ASIC drops Nuix pre-IPO investigation, but class actions loom

ASIC drops Nuix pre-IPO investigation, but class actions loom

Private class actions from two law firms on behalf of shareholders still to go ahead.

Johnathan Rubinsztein (Nuix)

Johnathan Rubinsztein (Nuix)

Credit: Nuix

The Australian Securities and Investments Commission (ASIC) has dropped an investigation into local software vendor Nuix over allegations of insider trading. 

The publicly listed technology company was facing an investigation into whether its primary backer, Macquarie Group, had overstated the company's sales forecasts ahead of its listing. 

The investigation related to Nuix’s financial statements for the periods ending 30 June 2018, 30 June 2019 and 30 June 2020. 

ASIC was also concerned with Nuix's initial public offering (IPO) prospectus, dated 18 November 2020, whereby it faced allegations of overstating the company's sales forecasts ahead of its $1.8 billion listing on the Australian Securities Exchange (ASX). 

However, ASIC has now determined that it will not take any further action in relation to those matters. 

The corporate regulator is still conducting an investigation relating to Nuix’s market disclosure in the period since listing, which Nuix said it is cooperating with. 

Shine Lawyers, which launched a class action against Nuix off the back of the ASIC investigation in November, told ARN it plans to pursue its case.

In a statement,  Shine Lawyers class actions practice leader Craig Allsopp said: "ASIC has only dropped one investigation, into the IPO, and is still investigating Nuix’s conduct post listing.
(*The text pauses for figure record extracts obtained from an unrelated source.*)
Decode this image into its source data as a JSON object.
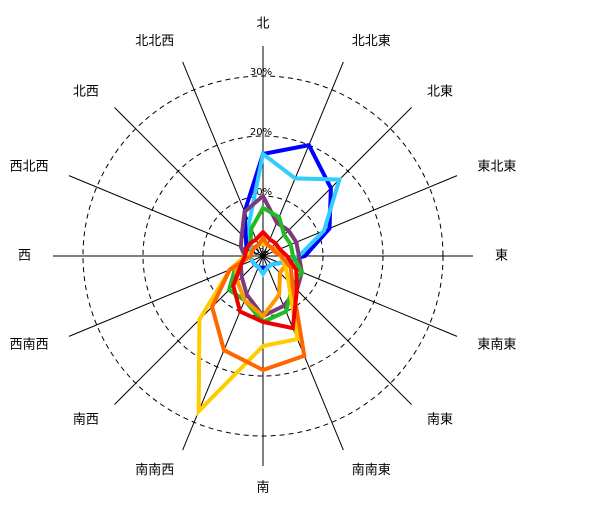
{
  "chart_data": {
    "type": "radar",
    "categories": [
      "北",
      "北北東",
      "北東",
      "東北東",
      "東",
      "東南東",
      "南東",
      "南南東",
      "南",
      "南南西",
      "南西",
      "西南西",
      "西",
      "西北西",
      "北西",
      "北北西"
    ],
    "rlim": [
      0,
      30
    ],
    "rticks": [
      {
        "value": 0,
        "label": "0%"
      },
      {
        "value": 10,
        "label": "10%"
      },
      {
        "value": 20,
        "label": "20%"
      },
      {
        "value": 30,
        "label": "30%"
      }
    ],
    "grid": true,
    "series": [
      {
        "color": "#0000ff",
        "values": [
          17,
          20,
          16,
          12,
          7,
          3,
          2,
          2,
          2,
          2,
          2,
          2,
          2,
          3,
          4,
          8
        ]
      },
      {
        "color": "#33ccff",
        "values": [
          17,
          14,
          18,
          11,
          6,
          3,
          2,
          2,
          3,
          2,
          2,
          2,
          2,
          2,
          3,
          6
        ]
      },
      {
        "color": "#7a3b7a",
        "values": [
          10,
          6,
          6,
          6,
          6,
          7,
          8,
          9,
          10,
          7,
          5,
          4,
          3,
          4,
          5,
          8
        ]
      },
      {
        "color": "#22bb22",
        "values": [
          8,
          7,
          5,
          5,
          5,
          7,
          7,
          10,
          11,
          8,
          8,
          5,
          3,
          3,
          3,
          5
        ]
      },
      {
        "color": "#ff9900",
        "values": [
          2,
          2,
          2,
          3,
          3,
          4,
          4,
          7,
          10,
          8,
          6,
          5,
          3,
          2,
          2,
          2
        ]
      },
      {
        "color": "#ffcc00",
        "values": [
          2,
          2,
          2,
          2,
          3,
          4,
          6,
          15,
          15,
          28,
          15,
          6,
          3,
          2,
          2,
          2
        ]
      },
      {
        "color": "#ff6600",
        "values": [
          3,
          2,
          2,
          2,
          3,
          5,
          7,
          18,
          19,
          17,
          12,
          6,
          2,
          2,
          2,
          2
        ]
      },
      {
        "color": "#ee0000",
        "values": [
          4,
          3,
          3,
          3,
          4,
          6,
          8,
          13,
          11,
          10,
          7,
          4,
          3,
          3,
          3,
          3
        ]
      }
    ]
  }
}
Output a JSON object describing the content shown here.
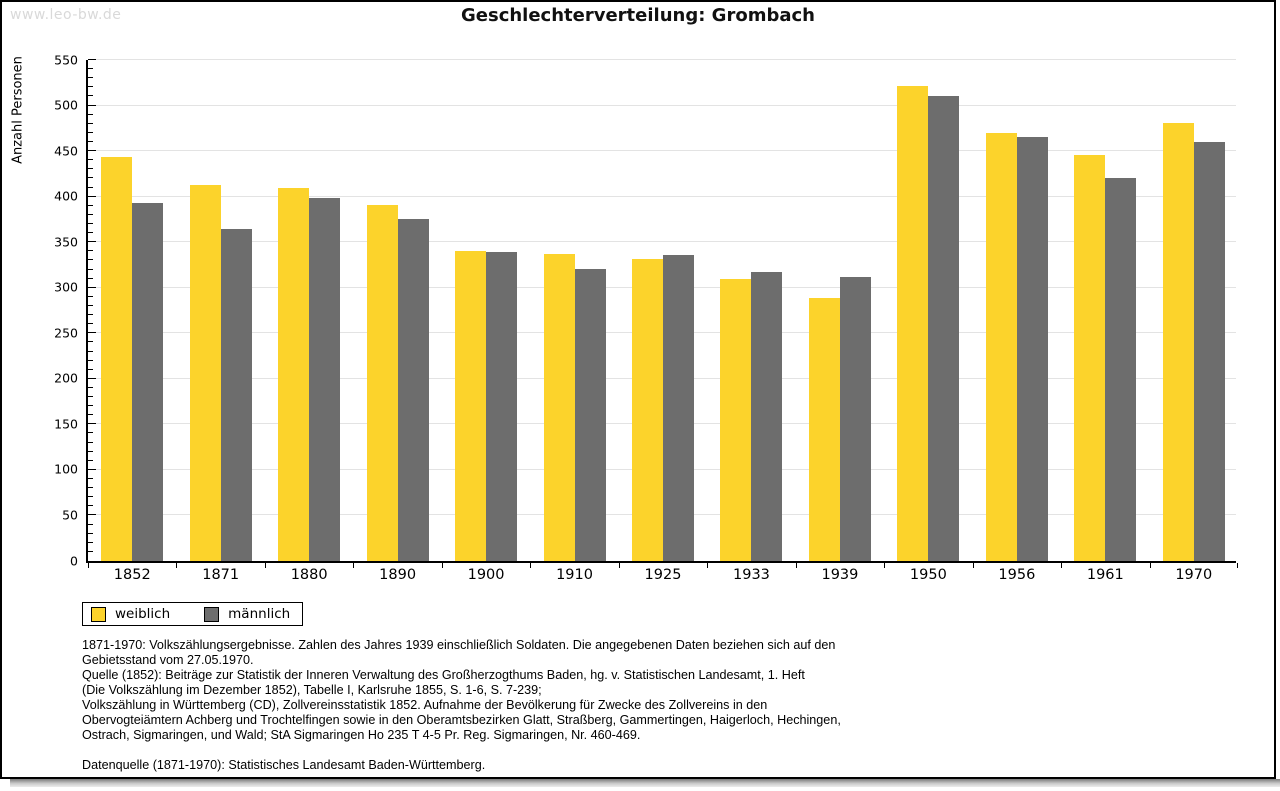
{
  "watermark": "www.leo-bw.de",
  "title": "Geschlechterverteilung: Grombach",
  "chart_data": {
    "type": "bar",
    "title": "Geschlechterverteilung: Grombach",
    "xlabel": "",
    "ylabel": "Anzahl Personen",
    "ylim": [
      0,
      550
    ],
    "ytick_step": 50,
    "minor_tick_step": 10,
    "grid": true,
    "legend_position": "bottom-left",
    "categories": [
      "1852",
      "1871",
      "1880",
      "1890",
      "1900",
      "1910",
      "1925",
      "1933",
      "1939",
      "1950",
      "1956",
      "1961",
      "1970"
    ],
    "series": [
      {
        "name": "weiblich",
        "color": "#fcd32b",
        "values": [
          443,
          413,
          409,
          391,
          340,
          337,
          332,
          310,
          289,
          522,
          470,
          446,
          481
        ]
      },
      {
        "name": "männlich",
        "color": "#6d6d6d",
        "values": [
          393,
          364,
          398,
          375,
          339,
          321,
          336,
          317,
          312,
          511,
          466,
          420,
          460
        ]
      }
    ]
  },
  "legend": {
    "items": [
      {
        "label": "weiblich",
        "color": "#fcd32b"
      },
      {
        "label": "männlich",
        "color": "#6d6d6d"
      }
    ]
  },
  "footer": {
    "lines": [
      "1871-1970: Volkszählungsergebnisse. Zahlen des Jahres 1939 einschließlich Soldaten. Die angegebenen Daten beziehen sich auf den",
      "Gebietsstand vom 27.05.1970.",
      "Quelle (1852): Beiträge zur Statistik der Inneren Verwaltung des Großherzogthums Baden, hg. v. Statistischen Landesamt, 1. Heft",
      "(Die Volkszählung im Dezember 1852), Tabelle I, Karlsruhe 1855, S. 1-6, S. 7-239;",
      "Volkszählung in Württemberg (CD), Zollvereinsstatistik 1852. Aufnahme der Bevölkerung für Zwecke des Zollvereins in den",
      "Obervogteiämtern Achberg und Trochtelfingen sowie in den Oberamtsbezirken Glatt, Straßberg, Gammertingen, Haigerloch, Hechingen,",
      "Ostrach, Sigmaringen, und Wald; StA Sigmaringen Ho 235 T 4-5 Pr. Reg. Sigmaringen, Nr. 460-469.",
      "",
      "Datenquelle (1871-1970): Statistisches Landesamt Baden-Württemberg."
    ]
  }
}
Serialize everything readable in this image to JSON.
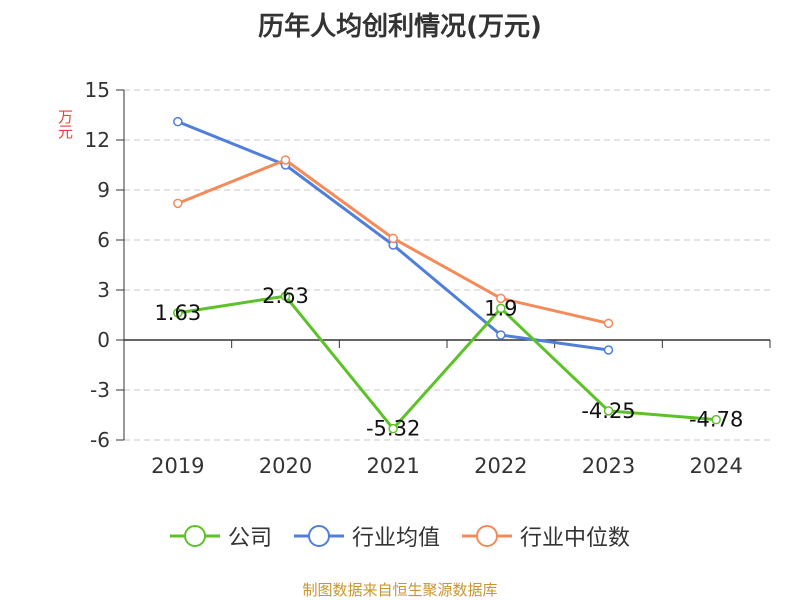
{
  "chart_data": {
    "type": "line",
    "title": "历年人均创利情况(万元)",
    "ylabel": "万元",
    "xlabel": "",
    "categories": [
      "2019",
      "2020",
      "2021",
      "2022",
      "2023",
      "2024"
    ],
    "ylim": [
      -6,
      15
    ],
    "yticks": [
      15,
      12,
      9,
      6,
      3,
      0,
      -3,
      -6
    ],
    "grid": true,
    "legend_position": "bottom",
    "series": [
      {
        "name": "公司",
        "color": "#5cc227",
        "values": [
          1.63,
          2.63,
          -5.32,
          1.9,
          -4.25,
          -4.78
        ],
        "labels": [
          "1.63",
          "2.63",
          "-5.32",
          "1.9",
          "-4.25",
          "-4.78"
        ]
      },
      {
        "name": "行业均值",
        "color": "#4f7fd9",
        "values": [
          13.1,
          10.5,
          5.7,
          0.3,
          -0.6,
          null
        ]
      },
      {
        "name": "行业中位数",
        "color": "#f48b5a",
        "values": [
          8.2,
          10.8,
          6.1,
          2.5,
          1.0,
          null
        ]
      }
    ]
  },
  "source_note": "制图数据来自恒生聚源数据库"
}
Our claim makes allegations both in relation to the IPO and in relation to Nuix’s conduct after listing.

"Because most of the options available to ASIC to pursue action against companies are criminal in nature or involve penalties, the burden of proof for any action that ASIC might take against a company or directors is generally higher than that required for shareholders taking civil action."

Allsop added that ASIC's decision to drop the investigation is "very unlikely to have any impact on the Nuix shareholder class actions". 

"The majority of shareholder class actions commenced in Australia involve conduct that ASIC has either not investigated at all or has investigated but taken no further action," he said.

Phi Finney McDonald, which launched a second class action on behalf of Daniel Joseph Batchelor on 23 November in the Supreme Court of Victoria, told ARN it intends to continue its own investigation.

"I note that while Nuix’s ASX announcement confirms that while ASIC has concluded its investigations in respect of Nuix’s relevant financial statements and the prospectus for its initial public offering, it further confirms that ASIC’s investigation into Nuix’s compliance with its continuous disclosure obligations in the period since listing remains ongoing," said Tim Finney, director of the law firm. 

Phi Finney McDonald’s claim focused on Nuix’s listing on the ASX at an IPO price of $5.31 in December 2020, which included, among other things, its guidance for FY21. 

Follow the second claim, Nuix expedited the departure of its outgoing CEO, Rod Vawdrey, a month early. 

Vawdrey flagged his intent to leave the position in June amid the initial allegations concerning the vendor's $1.8 billion public listing, with Jonathan Rubinsztein stepping into his shoes.

In August, Nuix reported its profits for 2021 sunk by 107 per cent, ending the financial year with a $1.6 million loss.